Die Vivid-Redaktion schreibt über Gründung, Finanzen und Selbstständigkeit – mit praktischen Guides zu Geschäftskonten, Steuern und Förderungen für Gründer:innen und Selbstständige.

Das Wichtigste in Kürze:

  • Warum eine DKB Alternative? Die DKB führt zwei Geschäftskonten, und beide starten bei 15 € im Monat. Einen Tarif für 0 € gibt es nicht. Das Pauschalkonto DKB-Business steht laut Preis- und Leistungsverzeichnis nur Freien Berufen, Selbstständigen und gewerblichen Immobilienverwaltern offen, Unternehmen zahlen im Geschäftskonto zusätzlich je Buchung. Unterkonten, Cashback und Wertpapiere aus dem Konto fehlen.
  • Die Alternativen 2026: Vivid, N26, Finom, bunq, FYRST und Qonto. Vom Grundpreis über die deutsche IBAN bis zur Geldanlage.
  • Fazit vorweg: Wenn alles in ein Konto soll, passt Vivid: 0 € im Monat im Tarif Free Start, offen auch für GmbH und UG, unbegrenzte SEPA-Überweisungen ohne Stückpreis, beliebig viele Unterkonten mit eigener deutscher IBAN, Geldanlage direkt aus dem Konto und Cashback obendrauf.

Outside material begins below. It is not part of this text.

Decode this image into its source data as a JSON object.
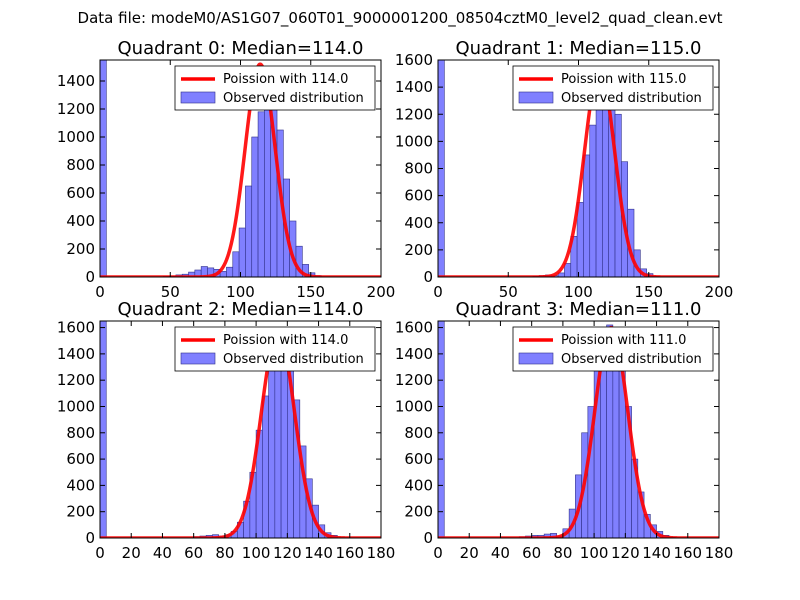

Die DKB kennst du vermutlich vom privaten Girokonto. Beim Geschäftskonto sieht die Rechnung anders aus. Dort beginnt jedes Angebot bei 15 € im Monat, und wer als Unternehmen bucht, zahlt zusätzlich für jede einzelne Überweisung. Spätestens beim Blick auf die Jahresrechnung stellt sich die Frage, ob es das auch günstiger und mit mehr Funktionen im Konto gibt.

Damit von Anfang an klar ist, worum es hier geht: um Geschäftskonten, nicht um das private Girokonto der DKB. Dieser Vergleich richtet sich an alle, die geschäftlich ein Konto suchen, egal ob du gerade gründest, als Freiberuflerin arbeitest, ein kleines Team führst oder eine GmbH betreibst. Du bekommst einen nüchternen Überblick über sechs ernstzunehmende DKB-Alternativen und am Ende eine klare Einordnung, welches Konto zu welchem Bedarf passt.

Was bietet die DKB?

Die Geschäftskonten der DKB

Die Deutsche Kreditbank ist eine Direktbank ohne eigenes Filialnetz, sie gehört zur BayernLB, steht unter Aufsicht der BaFin und vergibt eine deutsche IBAN. Für Geschäftskunden führt sie zwei getrennte Konten. Das erste heißt DKB-Business, kostet 15,00 € im Monat und richtet sich an Freie Berufe, Heilberufe, Selbstständige und die gewerbliche Immobilienverwaltung. Darin enthalten sind alle beleglosen Zahlungen im Onlinebanking, also Überweisungen, eine Echtzeitüberweisung genauso wie der Dauerauftrag, die Sammelüberweisung und die SEPA-Lastschrift, ohne Entgelt je Buchung. Dazu kommen eine Visa Geschäftskreditkarte, die bei der Kontoeröffnung enthalten ist, Bargeld abheben an Geldautomaten im Euroraum ohne Gebühr, Apple Pay und Google Pay, digitale Kontoauszüge sowie eine DATEV-Anbindung ohne Zusatzkosten. Für Heil- und freie Berufe lässt sich zusätzlich ein Kontokorrentkredit einrichten.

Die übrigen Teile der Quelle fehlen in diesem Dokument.